E como são mantidos?
Há diferentes partes do governo envolvidas. Nosso governo central é responsável pela proteção contra inundações do mar porque é uma área de segurança nacional. Para os rios maiores, é o governo central e, para os rios menores, nossas autoridades (locais) de água. E para nossas águas pluviais, são frequentemente os municípios.
A chave de um bom sistema de governança e de boa operação e manutenção é que cobramos impostos para as nossas autoridades de água e para os nossos municípios, impostos que realmente sustentam a manutenção e operação.
O Rio Grande do Sul tem menos dinheiro do que a Holanda para sistemas de defesa. O que fazer?
A gestão da água é cara, sabemos disso. Na Holanda, gastamos cerca de 8 bilhões de euros por ano em gestão e serviço de água. São cerca de 500 euros per capita por ano. Acho que é acessível a outros países, mas você precisa fazer um bom planejamento. Cada decisão de investimento é, na verdade, uma decisão com perdas e ganhos. Então, o que você protege primeiro? E outra coisa: você precisa fazer bem a manutenção da sua infraestrutura porque senão ela se torna muito cara porque você tem que reconstruí-la a cada poucos anos.
Qual é a medida mais barata e eficaz para prevenção de enchentes?
Acho que a chave aqui é trabalhar com a natureza, viver com a água, ver onde você pode armazenar. Para onde ela quer ir no seu sistema fluvial? Há áreas onde você pode realmente armazenar temporariamente sua água antes que ela inunde a cidade? A partir disso, o resto de sua infraestrutura se torna mais barata porque você não precisa construir diques tão altos. Realmente esse planejamento espacial e pensar sobre todo o sistema em vez de peças individuais é fundamental para a melhor e mais barata gestão de água.
Na Holanda, o tratamento da água e do esgoto está relacionado à prevenção de inundações? O sistema é público ou privado?

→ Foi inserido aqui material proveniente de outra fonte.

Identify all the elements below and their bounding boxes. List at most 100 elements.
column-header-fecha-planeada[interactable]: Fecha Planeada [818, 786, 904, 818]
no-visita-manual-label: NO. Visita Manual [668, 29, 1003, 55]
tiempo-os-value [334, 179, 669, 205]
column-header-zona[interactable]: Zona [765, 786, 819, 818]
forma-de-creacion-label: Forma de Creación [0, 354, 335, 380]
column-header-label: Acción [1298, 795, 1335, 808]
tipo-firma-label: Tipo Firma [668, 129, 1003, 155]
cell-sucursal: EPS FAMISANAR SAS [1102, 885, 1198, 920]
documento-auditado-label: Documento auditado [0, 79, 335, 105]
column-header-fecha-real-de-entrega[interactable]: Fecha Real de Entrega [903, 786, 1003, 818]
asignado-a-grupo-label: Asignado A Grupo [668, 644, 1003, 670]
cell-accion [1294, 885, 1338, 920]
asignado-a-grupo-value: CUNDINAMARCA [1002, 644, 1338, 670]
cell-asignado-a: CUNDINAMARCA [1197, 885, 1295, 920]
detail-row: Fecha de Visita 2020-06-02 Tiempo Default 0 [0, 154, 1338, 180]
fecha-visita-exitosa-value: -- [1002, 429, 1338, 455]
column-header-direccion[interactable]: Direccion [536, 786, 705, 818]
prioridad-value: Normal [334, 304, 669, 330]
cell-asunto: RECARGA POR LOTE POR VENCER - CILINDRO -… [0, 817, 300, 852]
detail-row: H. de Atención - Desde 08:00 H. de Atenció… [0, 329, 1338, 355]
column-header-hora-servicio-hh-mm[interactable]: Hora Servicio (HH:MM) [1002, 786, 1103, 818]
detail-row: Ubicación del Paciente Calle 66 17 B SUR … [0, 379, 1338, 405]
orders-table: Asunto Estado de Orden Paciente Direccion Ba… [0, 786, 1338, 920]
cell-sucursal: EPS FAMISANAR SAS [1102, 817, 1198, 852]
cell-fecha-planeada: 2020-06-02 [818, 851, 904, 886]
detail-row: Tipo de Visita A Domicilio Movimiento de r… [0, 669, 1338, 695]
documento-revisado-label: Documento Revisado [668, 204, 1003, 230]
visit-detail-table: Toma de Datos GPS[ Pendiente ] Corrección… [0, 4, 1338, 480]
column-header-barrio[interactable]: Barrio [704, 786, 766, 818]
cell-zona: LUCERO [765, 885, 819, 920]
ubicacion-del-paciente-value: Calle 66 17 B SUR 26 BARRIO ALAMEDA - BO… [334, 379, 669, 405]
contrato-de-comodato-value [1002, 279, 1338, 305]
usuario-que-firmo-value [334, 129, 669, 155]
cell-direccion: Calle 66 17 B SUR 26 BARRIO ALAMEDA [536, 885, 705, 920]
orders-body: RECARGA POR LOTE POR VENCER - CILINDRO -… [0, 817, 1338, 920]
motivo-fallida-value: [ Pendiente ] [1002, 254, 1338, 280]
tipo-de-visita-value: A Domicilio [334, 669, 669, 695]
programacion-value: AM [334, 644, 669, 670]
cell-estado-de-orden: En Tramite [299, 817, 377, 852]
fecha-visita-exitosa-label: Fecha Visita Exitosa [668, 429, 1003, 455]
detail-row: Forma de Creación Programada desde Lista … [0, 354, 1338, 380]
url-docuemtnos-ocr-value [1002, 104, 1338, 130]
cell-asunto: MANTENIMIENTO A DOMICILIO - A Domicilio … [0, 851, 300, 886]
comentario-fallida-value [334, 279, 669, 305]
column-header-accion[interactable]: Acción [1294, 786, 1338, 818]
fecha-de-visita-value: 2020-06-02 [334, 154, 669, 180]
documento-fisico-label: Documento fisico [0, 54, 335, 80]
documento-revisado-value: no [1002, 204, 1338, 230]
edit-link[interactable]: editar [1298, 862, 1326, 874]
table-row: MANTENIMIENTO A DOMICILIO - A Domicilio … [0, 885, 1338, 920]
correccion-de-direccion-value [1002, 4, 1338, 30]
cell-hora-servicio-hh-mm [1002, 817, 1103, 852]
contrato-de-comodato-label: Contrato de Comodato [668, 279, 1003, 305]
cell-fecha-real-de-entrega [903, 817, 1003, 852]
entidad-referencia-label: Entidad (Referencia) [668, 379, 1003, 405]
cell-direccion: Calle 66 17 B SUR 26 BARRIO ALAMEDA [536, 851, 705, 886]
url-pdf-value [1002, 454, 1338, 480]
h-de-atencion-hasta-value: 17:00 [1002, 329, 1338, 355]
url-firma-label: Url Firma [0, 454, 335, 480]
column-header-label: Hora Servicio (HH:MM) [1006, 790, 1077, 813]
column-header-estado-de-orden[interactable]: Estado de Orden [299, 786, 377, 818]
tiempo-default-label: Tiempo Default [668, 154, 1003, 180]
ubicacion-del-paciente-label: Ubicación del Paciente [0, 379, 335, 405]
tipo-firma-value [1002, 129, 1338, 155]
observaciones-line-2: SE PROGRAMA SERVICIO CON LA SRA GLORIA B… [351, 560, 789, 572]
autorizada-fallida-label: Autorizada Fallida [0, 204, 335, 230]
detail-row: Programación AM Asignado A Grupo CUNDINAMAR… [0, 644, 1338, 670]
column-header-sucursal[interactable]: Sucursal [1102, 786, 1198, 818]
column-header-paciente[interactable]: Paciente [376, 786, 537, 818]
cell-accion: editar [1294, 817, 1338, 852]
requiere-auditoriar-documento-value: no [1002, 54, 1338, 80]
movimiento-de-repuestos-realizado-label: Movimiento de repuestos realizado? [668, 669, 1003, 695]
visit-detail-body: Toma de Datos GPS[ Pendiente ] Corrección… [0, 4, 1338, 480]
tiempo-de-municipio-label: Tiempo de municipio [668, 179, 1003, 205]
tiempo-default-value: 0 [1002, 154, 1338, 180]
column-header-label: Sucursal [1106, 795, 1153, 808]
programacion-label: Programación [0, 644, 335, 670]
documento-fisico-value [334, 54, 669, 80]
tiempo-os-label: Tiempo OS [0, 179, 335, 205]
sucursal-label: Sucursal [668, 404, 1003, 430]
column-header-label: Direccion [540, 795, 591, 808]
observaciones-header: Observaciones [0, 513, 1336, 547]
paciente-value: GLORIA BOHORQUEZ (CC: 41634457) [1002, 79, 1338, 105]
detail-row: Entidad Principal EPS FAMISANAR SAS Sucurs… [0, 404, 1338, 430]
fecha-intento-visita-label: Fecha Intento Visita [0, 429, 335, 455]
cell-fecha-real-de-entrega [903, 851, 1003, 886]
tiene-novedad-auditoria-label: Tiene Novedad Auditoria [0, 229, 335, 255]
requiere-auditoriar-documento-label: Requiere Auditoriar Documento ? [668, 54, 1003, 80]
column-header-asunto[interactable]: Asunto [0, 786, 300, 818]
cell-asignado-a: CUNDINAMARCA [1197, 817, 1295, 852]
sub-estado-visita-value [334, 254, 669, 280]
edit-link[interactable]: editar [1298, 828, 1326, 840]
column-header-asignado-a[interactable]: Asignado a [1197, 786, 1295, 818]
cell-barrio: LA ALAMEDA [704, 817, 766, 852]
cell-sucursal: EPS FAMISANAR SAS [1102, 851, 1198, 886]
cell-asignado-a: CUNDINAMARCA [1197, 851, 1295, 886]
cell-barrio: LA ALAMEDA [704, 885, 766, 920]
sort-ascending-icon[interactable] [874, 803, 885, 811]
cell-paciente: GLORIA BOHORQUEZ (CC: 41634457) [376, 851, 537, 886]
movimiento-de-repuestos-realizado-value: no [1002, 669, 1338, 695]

Como no Brasil, temos concessionárias de água, e são de propriedade dos municípios. Por outro lado, temos nossas autoridades de água, que são uma camada especial do governo e responsáveis pela proteção contra inundações e pela qualidade da nossa água. Isso significa que elas também gerenciam a estação de tratamento de esgoto onde as águas residuais estão sendo tratadas para que a qualidade da água em nossos lagos e rios permaneça boa.
Todo o nosso sistema de água na Holanda é público. Todas as nossas autoridades são públicas. Isso não significa que essas autoridades públicas não trabalham com setores privados, que são parceiros importantes.
O setor público está no comando, mas trabalha em estreita colaboração com o setor privado e nossas universidades.
Como funciona o sistema da Holanda de participação da população nas decisões sobre a água?
A parte central para a proteção contra enchentes na Holanda são as nossas autoridades de água. E essas autoridades são, na verdade, uma camada separada de governo. Então, temos municípios, temos províncias, temos o governo central, mas nossas autoridades de água são uma camada própria de governo na qual a população vota. Nossas autoridades de água têm um conselho de água, e os cidadãos votam diretamente no conselho de água a cada quatro anos. Você também paga impostos para o conselho de água. Então, é tributação com representação. Esse conselho de água toma as decisões sobre quão altos são os impostos, qual é o nível de serviço, qual o plano anual da gestão. Assim, temos uma gestão democrática da água na Holanda.
O que significa adotar uma cultura de prevenção sobre enchentes?
Acho que a coisa mais importante é que como governo, mas também como população que elege esses governos, são decisões sobre dinheiro. É a decisão de cada cidadão pagar seus impostos para proteção contra enchentes, para qualidade da água etc. E é decisão das autoridades investir em infraestrutura e em outras soluções para prevenir, em vez de acabar com tudo isso. Estamos sempre buscando cortar orçamentos de diferentes governos, mas então você enfrentará custos enormes no momento que houver uma inundação. Então, muito disso tem a ver com garantir que a conscientização sobre o risco de viver em um delta se traduza em sistemas de governança fortes e em investimentos em infraestrutura e outras soluções.
O que significa, na prática, reconhecer as mudanças climáticas?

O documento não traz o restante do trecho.